The Affair is intriguing in the relationship between its personal and historical plots. While films set in Hitler’s Europe tend to focus on the Holocaust, concentration camps, or battlefronts, this film is unique in its commitment to only the personal and human stories it tells. This cannot be called a Holocaust film or a World War Two film. The Affair allows world events to exist as pervasive, constant considerations in the background of everyday life. This film brings to light the reality that amidst terror and war and a changing, dangerous world, life goes on. Marriages suffer strain, people build homes, bank accounts and summer homes and childcare and dinner plans must all still be considered. This film is firmly a story of two women, their families, their struggles, and their enduring love. Hanna Alstrom and Carice Van Houten each deliver stunning performances as Liesel and Hana, both shining in quiet, introspective, heartbreaking moments of their own and in the intimacy they develop in their scenes together. The war and its danger is only one aspect of the full lives they live together and apart. 

While The Affair does not focus on the political and wartime climate as its own plot point, it informs every step of Hana and Liesel’s story. We see, through the strain put on their individual identities, their relationship, and the opportunities missed in their lives, that the casualties of war go far beyond the literal and the quantifiable. Families are separated, jobs are lost, homes are abandoned, citizens spend years in exile. Through Hana and Liesel’s intertwining narratives, and the interactions they have with others who are struggling to survive, the realities of the war’s far-reaching and profound impact on individuals becomes very real and very human. In this sense, The Affair is a deeply moving study on the domestic side of war–the losses suffered by those forced to endure war as their constant background while they try to simply go about their lives.
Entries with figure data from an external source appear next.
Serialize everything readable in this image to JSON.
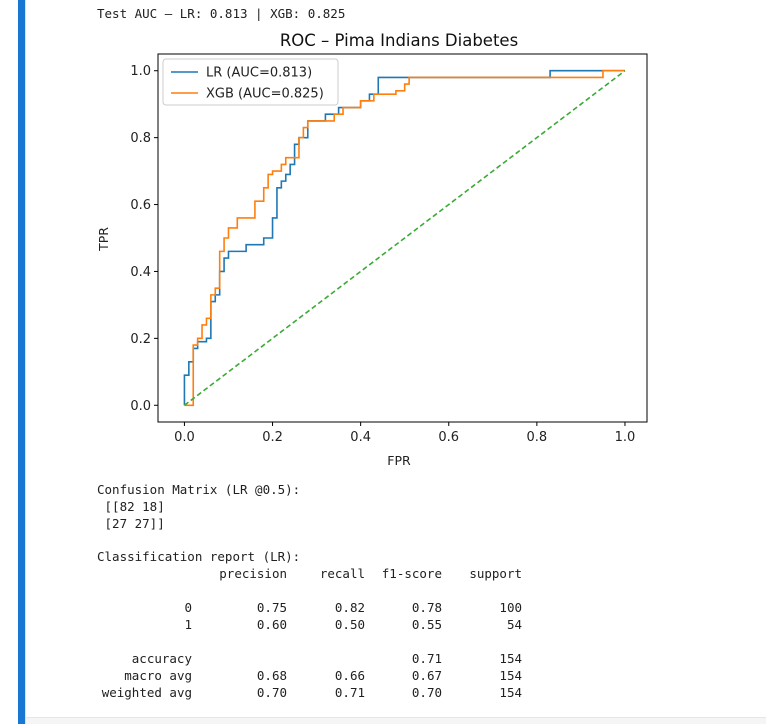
{
  "output": {
    "test_auc_line": "Test AUC — LR: 0.813 | XGB: 0.825",
    "confusion_title": "Confusion Matrix (LR @0.5):",
    "confusion_rows": [
      " [[82 18]",
      " [27 27]]"
    ],
    "report_title": "Classification report (LR):",
    "report_headers": [
      "",
      "precision",
      "recall",
      "f1-score",
      "support"
    ],
    "report_rows": [
      [
        "0",
        "0.75",
        "0.82",
        "0.78",
        "100"
      ],
      [
        "1",
        "0.60",
        "0.50",
        "0.55",
        "54"
      ]
    ],
    "report_summary": [
      [
        "accuracy",
        "",
        "",
        "0.71",
        "154"
      ],
      [
        "macro avg",
        "0.68",
        "0.66",
        "0.67",
        "154"
      ],
      [
        "weighted avg",
        "0.70",
        "0.71",
        "0.70",
        "154"
      ]
    ]
  },
  "chart_data": {
    "type": "line",
    "title": "ROC – Pima Indians Diabetes",
    "xlabel": "FPR",
    "ylabel": "TPR",
    "xlim": [
      -0.06,
      1.05
    ],
    "ylim": [
      -0.05,
      1.05
    ],
    "xticks": [
      0.0,
      0.2,
      0.4,
      0.6,
      0.8,
      1.0
    ],
    "yticks": [
      0.0,
      0.2,
      0.4,
      0.6,
      0.8,
      1.0
    ],
    "xtick_labels": [
      "0.0",
      "0.2",
      "0.4",
      "0.6",
      "0.8",
      "1.0"
    ],
    "ytick_labels": [
      "0.0",
      "0.2",
      "0.4",
      "0.6",
      "0.8",
      "1.0"
    ],
    "grid": false,
    "legend_position": "top-left",
    "series": [
      {
        "name": "LR (AUC=0.813)",
        "color": "#1f77b4",
        "style": "solid",
        "x": [
          0.0,
          0.0,
          0.01,
          0.01,
          0.02,
          0.02,
          0.03,
          0.03,
          0.05,
          0.05,
          0.06,
          0.06,
          0.07,
          0.07,
          0.08,
          0.08,
          0.09,
          0.09,
          0.1,
          0.1,
          0.14,
          0.14,
          0.18,
          0.18,
          0.2,
          0.2,
          0.21,
          0.21,
          0.22,
          0.22,
          0.23,
          0.23,
          0.24,
          0.24,
          0.25,
          0.25,
          0.26,
          0.26,
          0.28,
          0.28,
          0.32,
          0.32,
          0.35,
          0.35,
          0.4,
          0.4,
          0.42,
          0.42,
          0.44,
          0.44,
          0.48,
          0.48,
          0.56,
          0.56,
          0.68,
          0.68,
          0.83,
          0.83,
          0.95,
          0.95,
          1.0
        ],
        "y": [
          0.0,
          0.09,
          0.09,
          0.13,
          0.13,
          0.17,
          0.17,
          0.19,
          0.19,
          0.2,
          0.2,
          0.31,
          0.31,
          0.33,
          0.33,
          0.4,
          0.4,
          0.44,
          0.44,
          0.46,
          0.46,
          0.48,
          0.48,
          0.5,
          0.5,
          0.56,
          0.56,
          0.65,
          0.65,
          0.67,
          0.67,
          0.69,
          0.69,
          0.72,
          0.72,
          0.78,
          0.78,
          0.8,
          0.8,
          0.85,
          0.85,
          0.87,
          0.87,
          0.89,
          0.89,
          0.91,
          0.91,
          0.93,
          0.93,
          0.98,
          0.98,
          0.98,
          0.98,
          0.98,
          0.98,
          0.98,
          0.98,
          1.0,
          1.0,
          1.0,
          1.0
        ]
      },
      {
        "name": "XGB (AUC=0.825)",
        "color": "#ff7f0e",
        "style": "solid",
        "x": [
          0.0,
          0.02,
          0.02,
          0.03,
          0.03,
          0.04,
          0.04,
          0.05,
          0.05,
          0.06,
          0.06,
          0.07,
          0.07,
          0.08,
          0.08,
          0.09,
          0.09,
          0.1,
          0.1,
          0.12,
          0.12,
          0.16,
          0.16,
          0.18,
          0.18,
          0.19,
          0.19,
          0.2,
          0.2,
          0.22,
          0.22,
          0.23,
          0.23,
          0.26,
          0.26,
          0.27,
          0.27,
          0.28,
          0.28,
          0.34,
          0.34,
          0.36,
          0.36,
          0.4,
          0.4,
          0.43,
          0.43,
          0.48,
          0.48,
          0.5,
          0.5,
          0.51,
          0.51,
          0.68,
          0.68,
          0.95,
          0.95,
          1.0
        ],
        "y": [
          0.0,
          0.0,
          0.18,
          0.18,
          0.2,
          0.2,
          0.24,
          0.24,
          0.26,
          0.26,
          0.33,
          0.33,
          0.35,
          0.35,
          0.46,
          0.46,
          0.5,
          0.5,
          0.53,
          0.53,
          0.56,
          0.56,
          0.61,
          0.61,
          0.65,
          0.65,
          0.69,
          0.69,
          0.7,
          0.7,
          0.72,
          0.72,
          0.74,
          0.74,
          0.8,
          0.8,
          0.83,
          0.83,
          0.85,
          0.85,
          0.87,
          0.87,
          0.89,
          0.89,
          0.91,
          0.91,
          0.93,
          0.93,
          0.94,
          0.94,
          0.96,
          0.96,
          0.98,
          0.98,
          0.98,
          0.98,
          1.0,
          1.0
        ]
      },
      {
        "color": "#3aaa35",
        "style": "dashed",
        "x": [
          0.0,
          1.0
        ],
        "y": [
          0.0,
          1.0
        ]
      }
    ]
  }
}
Although it includes some compelling and heart wrenching character studies, The Affair struggles to establish time and place. Viewers may find themselves scouring backgrounds of scenes, hallways, and rooms in an attempt to find a clue to ground themselves in the context and setting of each scene. The directing is undoubtedly visually beautiful, casting the house in turns as sleekly modern or forlornly forgotten, as the film progresses through the decades. Director Sevcik’s choices in lighting, color, and particularly which room of the house to place each scene allows the house to come to life not just as a backdrop, but as a part of the story. The “Glass Room” titular to the Booker short-listed novel on which the film is based adds a particular visual opulence which contrasts with the wistful scenes it is home to. The Landauer home itself becomes a character, changing as time passes and grounding audiences in a location we know. The home, meant to be a cornerstone for the Landauer family to grow and thrive, instead becomes the directorial centerpiece and ever-present witness for the trials of Liesel and Hana. The structure of the film is fleeting, moving abruptly between the storylines of the two women, and hurtling forward through time without warning. In managing to capture the vast scope of two women’s adulthoods, viewers may lose touch with the small nuances of the characters’ experiences. The broad brushstrokes and intimate characterizations are stunning, but the pace and jumps through time can be disorienting.

As a holistic product, The Affair suffers from a lack of clarity on the passage of time and space. Viewers will unfortunately be pulled away from the intimacy of the acting and character development to attempt to reorient themselves in the year and location of each new scene as it comes. The film’s strengths are commendable, but as a story it can feel lacking in cohesive development. In spite of the struggle to remain immersed in the film from scene to scene, the characters and their love for each other are compelling. The acting performances are beautiful, containing stunning monologues and silent, intimately introspective scenes. The struggles of the characters seem to matter, in no small part thanks to the message that the costs of war extend in sweeping scope across countries, decades, and entire lives–often in deeply individual and personal ways that cannot be seen from the outside.